The five minutes had hardy elapsed when Marion rejoined her cousin. The damp day had rendered a tiny fire acceptable. Cissy was seated near it, and Marion knelt down on the rug before her, looking up into her face with a curious, half-anxious expression on her own.

“What is the matter, May? Have you really any adventures to tell me?” asked Mrs. Archer.

“Yes,” replied the girl quietly, “at least I have a confession to make to you. What do you think I have done, Cissy?”

“What do I think you have done? How can I think till I know? Don’t frighten me, May: tell me quickly what you mean.”

“Well, then, I will tell you quickly, Cissy. What I have done is this: I have engaged myself as daily governess to Lady Severn’s grand-daughters, for three months certainly, and, if possible, for six.”

“Marion,” said Cissy excitedly, “you are joking. You don’t mean that you have really done such a mad, unheard-of thing. You, Marion Vere, a daily governess! You Uncle Vere’s daughter! No, nonsense, you can’t be in earnest.”

“Yes, Cissy, I am, thoroughly and entirely in earnest. It came into my mind yesterday, when Lady Severn mistook me for Charlie’s governess. I saw before me a simple, easy way of making the money I required to pay back poor Harry’s debt, and I determined to carry out my scheme without telling you of it till it was done.” And then she gave her cousin a full account of her interview with Lady Severn, and the arrangements proposed; and without giving Cissy time to make any remarks, or to urge any objections, she went on to show her how easily and naturally the thing might be managed without anyone’s ever being in their secret. How Lady Severn’s mistaking her name, and the fact of her being a perfect stranger in Altes, would effectually prevent her identity with the daughter of the well-known Mr. Vere ever being suspected.

“And after all,” she continued, “it is such a very thrilling thing. I shall only be away for a few hours in the morning, and often indeed shall be home almost before you are dressed. The work itself, such as it is, will be exceedingly good for me in every way. I am really looking forward to it with the greatest pleasure.”

“It is not that part of it I am thinking of so much,” said Cissy gravely, “it is the disadvantage it may be to you in a hundred indirect ways, which you are too childish to think of. Even supposing, as may be the case, that the truth is never suspected, there is something very anomalous and undesirable about the whole affair. Especially the being known under a name that is not yours. Fancy, in after life, if it came out in the queer way that things do, that you had spent six mouths abroad under an assumed name! You must own, Marion, that it is enough to startle me to think of what you may be exposing yourself to; and to think it is all for the sake of that wretched money! As if I would not twenty times rather have lent you six times as much, whether you ever repaid it or not.”
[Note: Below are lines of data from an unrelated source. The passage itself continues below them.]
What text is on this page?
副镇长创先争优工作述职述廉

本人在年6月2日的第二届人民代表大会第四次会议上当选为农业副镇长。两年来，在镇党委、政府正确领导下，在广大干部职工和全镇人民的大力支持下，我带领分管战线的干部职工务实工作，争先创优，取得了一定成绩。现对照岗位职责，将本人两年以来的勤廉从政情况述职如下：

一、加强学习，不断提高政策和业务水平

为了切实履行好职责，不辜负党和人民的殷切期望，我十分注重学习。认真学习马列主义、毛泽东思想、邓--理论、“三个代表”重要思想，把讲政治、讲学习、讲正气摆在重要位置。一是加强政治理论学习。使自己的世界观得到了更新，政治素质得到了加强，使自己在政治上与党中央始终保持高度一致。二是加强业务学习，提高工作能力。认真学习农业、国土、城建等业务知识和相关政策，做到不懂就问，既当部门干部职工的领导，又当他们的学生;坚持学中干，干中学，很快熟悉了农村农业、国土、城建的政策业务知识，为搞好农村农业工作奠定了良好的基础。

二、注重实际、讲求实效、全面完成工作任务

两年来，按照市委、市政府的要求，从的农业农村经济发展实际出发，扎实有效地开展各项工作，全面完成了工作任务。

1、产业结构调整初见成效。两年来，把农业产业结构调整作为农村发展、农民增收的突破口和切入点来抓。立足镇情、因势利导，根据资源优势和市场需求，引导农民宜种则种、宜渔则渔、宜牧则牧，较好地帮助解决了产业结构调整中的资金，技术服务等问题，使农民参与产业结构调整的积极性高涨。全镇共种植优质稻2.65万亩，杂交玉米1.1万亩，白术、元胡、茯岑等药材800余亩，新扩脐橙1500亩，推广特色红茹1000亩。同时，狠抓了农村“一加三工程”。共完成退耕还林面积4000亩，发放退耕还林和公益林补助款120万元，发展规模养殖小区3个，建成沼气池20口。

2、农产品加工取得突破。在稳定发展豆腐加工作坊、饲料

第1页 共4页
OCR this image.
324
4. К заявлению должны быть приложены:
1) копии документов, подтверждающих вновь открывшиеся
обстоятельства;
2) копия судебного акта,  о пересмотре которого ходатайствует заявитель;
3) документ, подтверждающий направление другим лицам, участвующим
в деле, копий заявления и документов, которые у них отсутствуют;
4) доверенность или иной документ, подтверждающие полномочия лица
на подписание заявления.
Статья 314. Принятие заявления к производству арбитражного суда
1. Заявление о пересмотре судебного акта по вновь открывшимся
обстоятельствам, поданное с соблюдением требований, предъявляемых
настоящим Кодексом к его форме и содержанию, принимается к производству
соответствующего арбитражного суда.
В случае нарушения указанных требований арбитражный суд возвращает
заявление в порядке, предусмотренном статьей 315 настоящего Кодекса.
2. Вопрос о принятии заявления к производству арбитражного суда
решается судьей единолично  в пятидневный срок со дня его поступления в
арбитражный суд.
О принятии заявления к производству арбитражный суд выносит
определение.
“But Cissy, you couldn’t, and that settles the matter. You couldn’t have lent it, and I certainly wouldn’t have borrowed it without repaying it properly. The choice lay between my doing what I have done, or applying to Papa; and rather than go to him for it, I really think I would be a governess all my life. Besides,” she added, “seeing that so much is done, can it be undone? It seems to me the attempting to undo it, would entail all manner of disagreeable things; explanations of private matters to Lady Severn, a perfect stranger to me, and personally hardly better known to you. One thing I am quite sure of, and that is, that she would not forgive the part I have acted in the matter. Indeed I myself should feel dreadfully small! As far as my chances of enjoying my visit to Altes are concerned, which you, dear Cissy, think so much of, I assure you I am more likely to do so, as Miss Freer, Lady Severn’s daily governess, than as Marion Vere. I couldn’t get over the mortification, at having appeared so cunning. If I really earn the money, I shall feel that I am working for Harry, and somehow that prevents my feeling as if I were deceitful or scheming.”